Le lendemain, lorsqu'il s'assoit dans la voiture, je me demande depuis quand ce n'est pas arrivé que nous soyons tous les deux, comme ça. Peut-être deux ans et demi, depuis que ça s'est passé. Déjà à l'époque, je sentais la gêne. J'avais déjà envie de le secouer et de lui demander comme il avait pu me laisser porter ça. Je démarre et le silence s'installe. Ce n'est plus comme avant, que je chérissais ce silence entre nous. Là, j'aimerais qu'il dise n'importe quoi. Mais son regard reste suspendu dans le vide, au delà de la route. Entre les deux vallées, qui ont enfin roussi, le gris de la route s'étale comme un tapis rouge.
Nous rentrons ensemble chez le coiffeur. Je me demande ce que ça fait à ces gens de s'occuper de quelqu'un comme lui. J'imagine qu'il y a un petit peu de social dans ce métier là. Je suis assise derrière lui, mes yeux visent le miroir, son regard à lui est encore ailleurs. La coiffeuse ne sait pas qui regarder, moi ou lui. Quand elle veut savoir quelque chose, le shampoing, la coupe, la longueur, elle se tourne vers moi. Puis moi vers lui. Ses yeux vacillent, clignent un peu. Il fait des gestes flous, mais saccadés. Quinze minutes plus tard nous sortons, il s'installe dans la voiture, toujours sans aucun mot. Mais il y a quelque chose qui est différent. Son corps est-il moins courbé vers l'intérieur ? Il boucle sa ceinture, je sens son visage se tourner vers moi.
En rentrant à la maison, il retourne s'enfermer dans sa chambre.
Je me couche le soir, comme souvent, j'ai du mal à respirer dans cette maison. Aujourd'hui, il y a quelque chose en plus. ça bouillonne, près à exploser. Mardi, je me suis promise que je l'accompagnerai chez son médecin.
Quand ce jour arrive, je me sens trembler dès le matin. J'ai la trouille, comme on dit. L'entrée dans le hall d'hôpital me ramène combien d'années en avant ? Trois ans. Trois ans que Tata Ginette a pris ses cliques et ses claques. ça fait tellement de temps que j'entends parler de ce médecin, dévastateur selon moi. Pourtant quand il entre dans la salle d'attente, je trouve qu'il ne ressemble à rien. Il est sans âge et moi je suis comme invisible. Il ne voit que lui, à mes côtés, il le dévore presque des yeux, comme une mante religieuse prête à bouffer sa proie.
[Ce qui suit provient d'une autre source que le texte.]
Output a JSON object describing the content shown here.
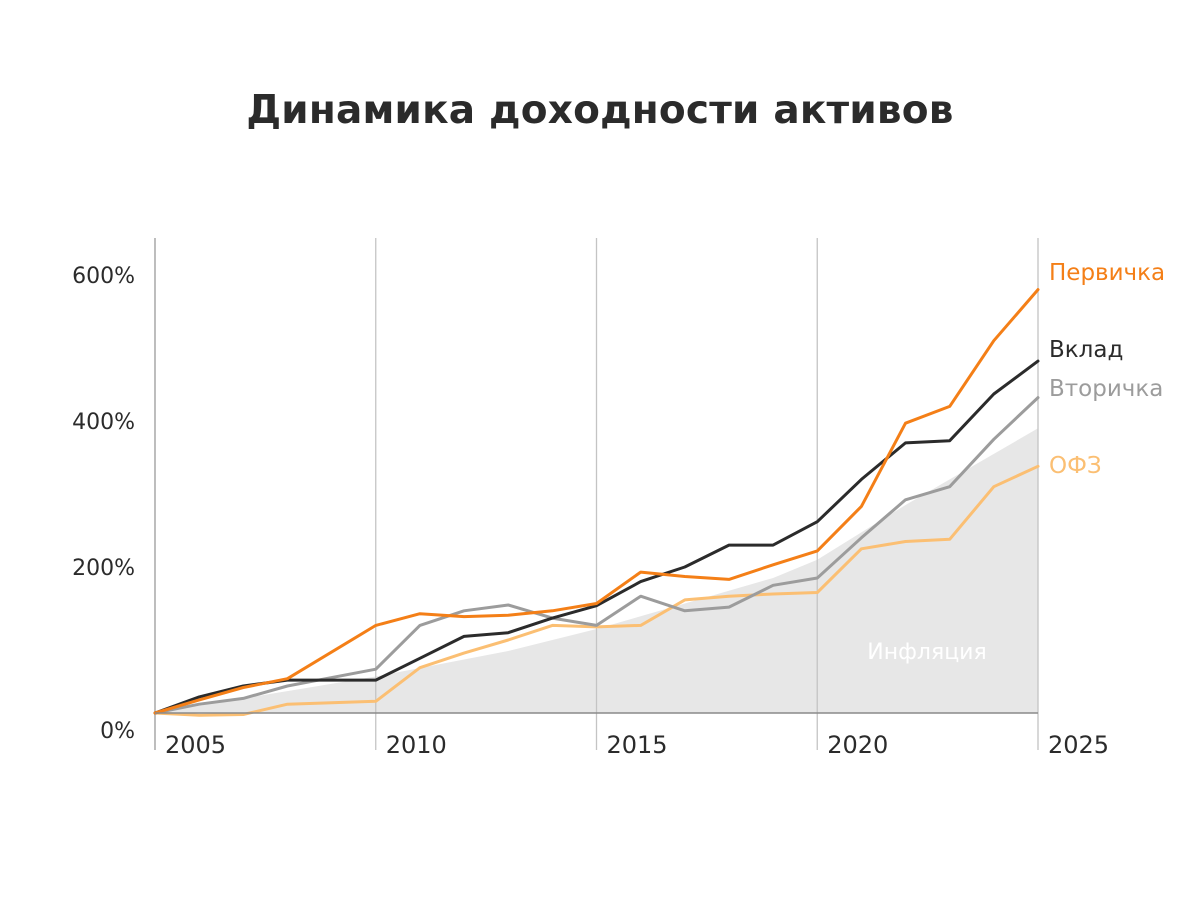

Lui, semble se recroqueviller un peu plus. Le docteur nous fait entrer et lui demande comment ça va depuis la dernière fois. Comment ça va. Il pourrait lui répondre que ça ne va pas. Mais non, il fait comme avec tout le monde. ça va. Bon, dit le médecin, en traînant le mot en longueur, telle une corde qu'on serre un peu plus. Ce dernier me jette des coups d’œil, ma présence le dérange. Je lui adresse un grand sourire. Comment se déroule vos journées ? Je n'écoute pas la réponse. J'entends les voix en sourdine. Celle du docteur mielleuse, hypocrite. La sienne, éraillée, presque fausse. Mes oreilles se réveillent. Je laisse tomber ma main sur le bureau, le médecin sursaute. Lui se redresse légèrement. Je n'avais pas vraiment voulu cette réaction. Mais tant que je suis là. Maintenant que je suis là. Vous pouvez m'expliquer c'est quoi ce bordel ? Oh non ne me regardez pas avec ces yeux écarquillés ! c'est ça que vous faites avec lui toutes les semaines, depuis quoi, 20 ans ? Vous lui demandez comment se passent ses journées ? Mais venez à la maison, voir comment il occupe ses journées ! Et les nôtres, celle de ma mère par la même occasion ! ça fait presque trois qu'il coule à pic et vous vous lui demandez comment ça va ? Mais vous êtes un psychopathe ! Vous devez vous délecter de tout ce mal être ! Là ça suffit, ça suffit !!!
Il est scotché à son siège, son regard me traitant de folle, alors que je viens de le traiter de psychopathe. Je me tourne vers lui, qui a son visage tendu vers moi, ses yeux sont enfin éclairés. Je sors, il me suit. Pardon, pardon, je lui dis, pardon d'avoir réagit comme ça, mais c'était trop. Merci, il me répond.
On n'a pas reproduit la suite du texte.